Wednesday, 14 March 2012

A couple of funny things happened on my trip to Shrewsbury...

Curious incidents abounded on today's visit to Shrewsbury, that lovely town on the borders of Wales and which I am assured I must learn to call Shroosbury and not Shrosebury as was my habit.


I stayed in the Prince Rupert Hotel, called after Rupert of the Palatinate. A cavalry officer endowed with flowing hair, dashing looks and no discernible talent, the extent of his effectiveness is probably best measured by the fact that he travelled to England to rescue his cousin Charles I, who eventually had his head chopped off. This has not happened all that often to reigning monarchs and is generally regarded as career-limiting.



Rupert is perhaps the archetype of the man of charm but no substance, confirming as have so many of his successors — one thinks of Ronald Reagan or David Cameron — that charisma is superficial froth and no substitute for competence.



The dining room of the hotel was decorated with suits of armour. Seemed slightly anachronistic. I don’t think Civil War soldiers turned out in full armour, did they? Perhaps the hotel got a couple as a job lot and stuck them on show anyway. There were also flintlock pistols, as threatening in appearance as they were ineffective in practice, and murderous pikes that were quite the reverse.



The dining room was called ‘the Royalist restaurant’. It made me feel that eating there would be tantamount to a political statement that would make a staunch republican like me deeply uncomfortable, but since skipping breakfast does even less for my comfort, I swallowed first my principles and then some (rather indifferent) scrambled eggs and bacon.

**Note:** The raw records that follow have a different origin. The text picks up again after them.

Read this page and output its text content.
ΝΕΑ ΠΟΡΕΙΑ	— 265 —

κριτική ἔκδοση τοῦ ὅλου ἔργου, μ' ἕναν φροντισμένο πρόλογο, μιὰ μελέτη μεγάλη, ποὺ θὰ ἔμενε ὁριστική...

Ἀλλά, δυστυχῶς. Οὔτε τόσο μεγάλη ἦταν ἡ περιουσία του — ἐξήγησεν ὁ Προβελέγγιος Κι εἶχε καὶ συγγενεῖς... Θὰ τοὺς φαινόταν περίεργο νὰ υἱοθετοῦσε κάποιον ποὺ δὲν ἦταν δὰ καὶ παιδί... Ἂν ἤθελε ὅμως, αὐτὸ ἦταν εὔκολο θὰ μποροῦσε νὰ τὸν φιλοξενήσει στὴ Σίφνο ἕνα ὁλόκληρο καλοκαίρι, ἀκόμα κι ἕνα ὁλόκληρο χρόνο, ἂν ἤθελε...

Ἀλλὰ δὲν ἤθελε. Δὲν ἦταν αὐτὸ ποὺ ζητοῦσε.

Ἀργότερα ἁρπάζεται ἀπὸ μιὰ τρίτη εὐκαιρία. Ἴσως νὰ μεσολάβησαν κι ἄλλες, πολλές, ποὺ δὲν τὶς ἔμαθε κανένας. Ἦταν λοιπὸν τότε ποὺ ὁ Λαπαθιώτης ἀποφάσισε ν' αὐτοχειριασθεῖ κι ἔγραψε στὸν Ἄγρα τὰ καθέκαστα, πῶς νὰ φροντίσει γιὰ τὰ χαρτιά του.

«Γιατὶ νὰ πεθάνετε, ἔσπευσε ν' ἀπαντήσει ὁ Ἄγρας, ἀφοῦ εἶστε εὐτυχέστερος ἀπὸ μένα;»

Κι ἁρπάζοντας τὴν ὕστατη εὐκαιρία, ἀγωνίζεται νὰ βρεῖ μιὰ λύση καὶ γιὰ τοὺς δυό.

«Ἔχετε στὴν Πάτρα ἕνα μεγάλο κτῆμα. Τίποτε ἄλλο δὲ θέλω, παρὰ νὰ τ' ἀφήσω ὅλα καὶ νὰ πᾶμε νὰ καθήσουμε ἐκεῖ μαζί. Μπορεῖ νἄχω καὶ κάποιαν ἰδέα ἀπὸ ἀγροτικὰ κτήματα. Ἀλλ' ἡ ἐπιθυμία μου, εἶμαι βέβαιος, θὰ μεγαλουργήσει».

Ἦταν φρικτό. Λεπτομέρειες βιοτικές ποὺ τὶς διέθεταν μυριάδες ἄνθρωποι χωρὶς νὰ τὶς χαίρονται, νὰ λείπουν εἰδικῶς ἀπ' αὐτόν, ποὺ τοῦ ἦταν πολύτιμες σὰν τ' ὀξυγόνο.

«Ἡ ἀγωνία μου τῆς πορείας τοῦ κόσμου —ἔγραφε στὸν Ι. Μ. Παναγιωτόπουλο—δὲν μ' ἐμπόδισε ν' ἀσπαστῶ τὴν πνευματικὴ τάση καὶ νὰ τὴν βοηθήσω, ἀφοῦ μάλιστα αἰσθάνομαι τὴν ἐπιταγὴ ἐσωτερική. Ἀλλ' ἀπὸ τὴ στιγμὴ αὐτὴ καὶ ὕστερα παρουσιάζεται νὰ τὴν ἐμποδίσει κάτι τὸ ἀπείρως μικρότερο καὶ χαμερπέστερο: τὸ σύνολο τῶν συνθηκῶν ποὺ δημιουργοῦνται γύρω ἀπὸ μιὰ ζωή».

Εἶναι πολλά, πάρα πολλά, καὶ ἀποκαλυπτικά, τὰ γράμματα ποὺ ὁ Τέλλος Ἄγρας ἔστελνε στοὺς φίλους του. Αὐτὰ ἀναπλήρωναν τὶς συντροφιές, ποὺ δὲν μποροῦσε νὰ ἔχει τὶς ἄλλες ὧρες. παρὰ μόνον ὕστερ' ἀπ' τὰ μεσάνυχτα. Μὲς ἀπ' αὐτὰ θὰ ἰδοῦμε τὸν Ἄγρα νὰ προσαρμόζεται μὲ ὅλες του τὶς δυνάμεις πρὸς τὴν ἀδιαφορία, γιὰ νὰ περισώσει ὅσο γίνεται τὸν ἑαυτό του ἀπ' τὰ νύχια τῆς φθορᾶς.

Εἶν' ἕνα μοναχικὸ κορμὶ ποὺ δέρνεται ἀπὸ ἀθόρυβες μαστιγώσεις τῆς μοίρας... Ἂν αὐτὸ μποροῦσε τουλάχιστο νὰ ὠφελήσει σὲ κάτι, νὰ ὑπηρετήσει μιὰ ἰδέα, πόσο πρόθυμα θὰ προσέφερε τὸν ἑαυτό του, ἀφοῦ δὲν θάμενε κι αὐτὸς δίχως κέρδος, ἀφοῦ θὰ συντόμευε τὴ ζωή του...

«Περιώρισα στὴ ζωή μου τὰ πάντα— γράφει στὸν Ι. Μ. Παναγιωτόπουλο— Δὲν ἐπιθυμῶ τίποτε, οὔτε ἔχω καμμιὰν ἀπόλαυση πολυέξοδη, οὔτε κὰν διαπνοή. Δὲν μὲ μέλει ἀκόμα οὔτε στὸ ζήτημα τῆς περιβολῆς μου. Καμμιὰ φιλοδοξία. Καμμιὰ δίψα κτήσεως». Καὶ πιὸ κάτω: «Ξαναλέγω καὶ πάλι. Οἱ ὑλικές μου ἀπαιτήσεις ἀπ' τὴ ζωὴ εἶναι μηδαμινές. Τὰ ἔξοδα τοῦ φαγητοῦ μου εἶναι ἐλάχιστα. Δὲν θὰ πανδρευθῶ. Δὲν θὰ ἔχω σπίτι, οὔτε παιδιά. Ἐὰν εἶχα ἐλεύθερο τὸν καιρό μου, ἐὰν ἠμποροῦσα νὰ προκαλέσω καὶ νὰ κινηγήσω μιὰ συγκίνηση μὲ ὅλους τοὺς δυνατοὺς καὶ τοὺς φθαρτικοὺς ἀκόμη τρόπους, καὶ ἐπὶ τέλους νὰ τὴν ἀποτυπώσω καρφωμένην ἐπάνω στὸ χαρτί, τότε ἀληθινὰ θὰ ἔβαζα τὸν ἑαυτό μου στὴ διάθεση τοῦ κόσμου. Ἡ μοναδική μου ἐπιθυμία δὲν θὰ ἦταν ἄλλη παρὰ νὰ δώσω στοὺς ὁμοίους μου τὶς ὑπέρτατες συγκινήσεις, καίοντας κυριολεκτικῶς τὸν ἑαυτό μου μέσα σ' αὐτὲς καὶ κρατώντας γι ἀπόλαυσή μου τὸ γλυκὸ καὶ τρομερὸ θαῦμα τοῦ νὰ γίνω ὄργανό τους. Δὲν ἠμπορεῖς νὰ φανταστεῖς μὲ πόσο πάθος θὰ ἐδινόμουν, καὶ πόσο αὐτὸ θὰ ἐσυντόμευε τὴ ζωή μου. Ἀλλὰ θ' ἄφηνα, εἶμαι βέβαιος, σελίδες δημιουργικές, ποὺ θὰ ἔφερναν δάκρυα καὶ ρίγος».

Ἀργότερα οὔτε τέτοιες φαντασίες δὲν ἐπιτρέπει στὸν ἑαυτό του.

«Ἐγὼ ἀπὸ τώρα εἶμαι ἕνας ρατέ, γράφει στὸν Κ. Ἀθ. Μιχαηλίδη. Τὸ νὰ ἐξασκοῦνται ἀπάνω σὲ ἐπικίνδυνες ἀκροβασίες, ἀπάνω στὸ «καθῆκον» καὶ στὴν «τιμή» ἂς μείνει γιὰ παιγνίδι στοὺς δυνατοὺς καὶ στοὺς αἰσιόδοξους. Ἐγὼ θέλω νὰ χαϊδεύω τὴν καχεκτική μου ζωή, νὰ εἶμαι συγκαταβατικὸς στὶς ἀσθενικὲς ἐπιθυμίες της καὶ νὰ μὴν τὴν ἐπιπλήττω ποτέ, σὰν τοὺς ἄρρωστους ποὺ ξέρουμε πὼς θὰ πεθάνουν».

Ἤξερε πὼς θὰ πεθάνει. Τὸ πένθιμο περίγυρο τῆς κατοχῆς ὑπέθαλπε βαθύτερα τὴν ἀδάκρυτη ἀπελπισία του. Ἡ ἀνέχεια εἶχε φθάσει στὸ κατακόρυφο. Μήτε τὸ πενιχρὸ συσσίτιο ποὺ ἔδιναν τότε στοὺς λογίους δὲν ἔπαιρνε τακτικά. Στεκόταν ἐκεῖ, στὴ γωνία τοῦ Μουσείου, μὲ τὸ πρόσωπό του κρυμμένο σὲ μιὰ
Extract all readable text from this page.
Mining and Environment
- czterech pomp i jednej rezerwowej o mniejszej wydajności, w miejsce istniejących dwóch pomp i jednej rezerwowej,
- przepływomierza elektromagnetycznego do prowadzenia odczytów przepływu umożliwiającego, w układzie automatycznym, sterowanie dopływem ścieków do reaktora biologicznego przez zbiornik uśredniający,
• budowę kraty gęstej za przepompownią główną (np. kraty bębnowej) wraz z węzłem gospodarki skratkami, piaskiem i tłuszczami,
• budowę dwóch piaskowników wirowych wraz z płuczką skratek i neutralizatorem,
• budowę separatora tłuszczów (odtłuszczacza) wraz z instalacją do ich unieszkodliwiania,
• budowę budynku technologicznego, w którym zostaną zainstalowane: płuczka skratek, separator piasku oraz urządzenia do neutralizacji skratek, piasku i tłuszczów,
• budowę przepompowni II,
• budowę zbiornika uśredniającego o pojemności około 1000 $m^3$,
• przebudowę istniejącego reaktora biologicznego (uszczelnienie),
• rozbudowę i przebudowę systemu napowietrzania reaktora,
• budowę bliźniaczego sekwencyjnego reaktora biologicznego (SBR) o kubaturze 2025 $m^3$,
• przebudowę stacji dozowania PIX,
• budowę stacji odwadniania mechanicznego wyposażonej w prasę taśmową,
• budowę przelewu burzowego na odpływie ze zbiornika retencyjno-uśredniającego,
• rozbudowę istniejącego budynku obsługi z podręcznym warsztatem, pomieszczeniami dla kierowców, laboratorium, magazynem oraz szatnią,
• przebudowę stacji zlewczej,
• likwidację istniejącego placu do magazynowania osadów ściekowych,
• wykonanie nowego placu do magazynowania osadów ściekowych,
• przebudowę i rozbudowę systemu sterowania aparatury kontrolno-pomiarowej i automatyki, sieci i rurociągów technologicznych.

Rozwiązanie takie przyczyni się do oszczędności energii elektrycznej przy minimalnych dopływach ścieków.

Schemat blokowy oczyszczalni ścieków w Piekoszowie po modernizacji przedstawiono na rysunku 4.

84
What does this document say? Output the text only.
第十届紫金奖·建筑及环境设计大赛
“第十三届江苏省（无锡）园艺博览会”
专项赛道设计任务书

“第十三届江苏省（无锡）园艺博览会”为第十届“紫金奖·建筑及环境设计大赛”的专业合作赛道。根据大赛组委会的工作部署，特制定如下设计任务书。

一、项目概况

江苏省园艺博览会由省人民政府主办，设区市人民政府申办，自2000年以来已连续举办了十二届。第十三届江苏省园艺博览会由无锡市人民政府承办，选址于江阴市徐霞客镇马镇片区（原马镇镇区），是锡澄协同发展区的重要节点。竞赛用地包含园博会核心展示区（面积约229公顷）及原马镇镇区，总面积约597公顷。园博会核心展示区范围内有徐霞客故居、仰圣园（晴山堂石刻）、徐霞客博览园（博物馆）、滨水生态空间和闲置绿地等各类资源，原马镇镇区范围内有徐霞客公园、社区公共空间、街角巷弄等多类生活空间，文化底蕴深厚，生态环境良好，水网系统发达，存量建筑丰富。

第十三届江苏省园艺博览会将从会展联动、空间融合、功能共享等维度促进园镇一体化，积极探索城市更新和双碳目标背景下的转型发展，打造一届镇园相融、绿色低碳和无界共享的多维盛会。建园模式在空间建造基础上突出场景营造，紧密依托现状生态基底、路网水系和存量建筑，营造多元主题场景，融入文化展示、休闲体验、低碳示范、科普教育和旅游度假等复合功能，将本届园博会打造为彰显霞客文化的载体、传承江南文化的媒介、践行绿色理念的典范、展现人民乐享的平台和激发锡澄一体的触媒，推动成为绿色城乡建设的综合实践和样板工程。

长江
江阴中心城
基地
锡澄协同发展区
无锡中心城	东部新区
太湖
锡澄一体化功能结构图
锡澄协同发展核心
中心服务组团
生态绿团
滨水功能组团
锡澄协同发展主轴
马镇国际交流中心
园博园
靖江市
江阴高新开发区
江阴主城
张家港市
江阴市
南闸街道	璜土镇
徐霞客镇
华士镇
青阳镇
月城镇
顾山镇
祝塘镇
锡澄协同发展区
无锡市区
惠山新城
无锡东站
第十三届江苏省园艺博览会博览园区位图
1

A while later on the platform of Shroosbury station, I took great pleasure from the announcer's sing-song recitation of the incomprehensible and, for me, unrepeatable names of Welsh stations, when she went on to tell us that some of the stations were ‘request stops’ only. 



‘Please tell the conductor on the train if you wish to leave at one of those stations and he will arrange for the train to stop there so that you can alight.’



Oh, how I wish she’d completed the thought by adding ‘... because it may cause damage to installations on the platform if you try to leave the train while it is moving.’



Before that I popped into the Marks and Spencer’s nearby, looking for the food hall. Imagine my amusement, and momentary bemusement, when I saw the signs to it.


Confused? So was I.
Can’t decide between right and left? Sounds like the Liberal Democrats. Or perhaps M&S have simply adapted the old Roman proverb, and now ‘all roads lead to the food hall.’ Given our dietary problems today, that may be quite apt.

At one of our stops on my journey home, the conductor announced that the platform being too short, passengers who wanted to leave there would have to move forward if they were in coaches C, D or E. ‘These carriages will not in-station here.’

In-station? A wonderful new verb. Its metaphorical use would express the need to accept one’s station in life, no doubt. To show proper respect to the fine figures who have led us down the ages to our present state of wealth and splendour, such as Prince Rupert or David Cameron.

Unfortunately, as the kind of ingrate who espouses republicanism and disdains a royalist restaurant incapable of serving a decent breakfast, I don’t plan to be in-stationing any time soon.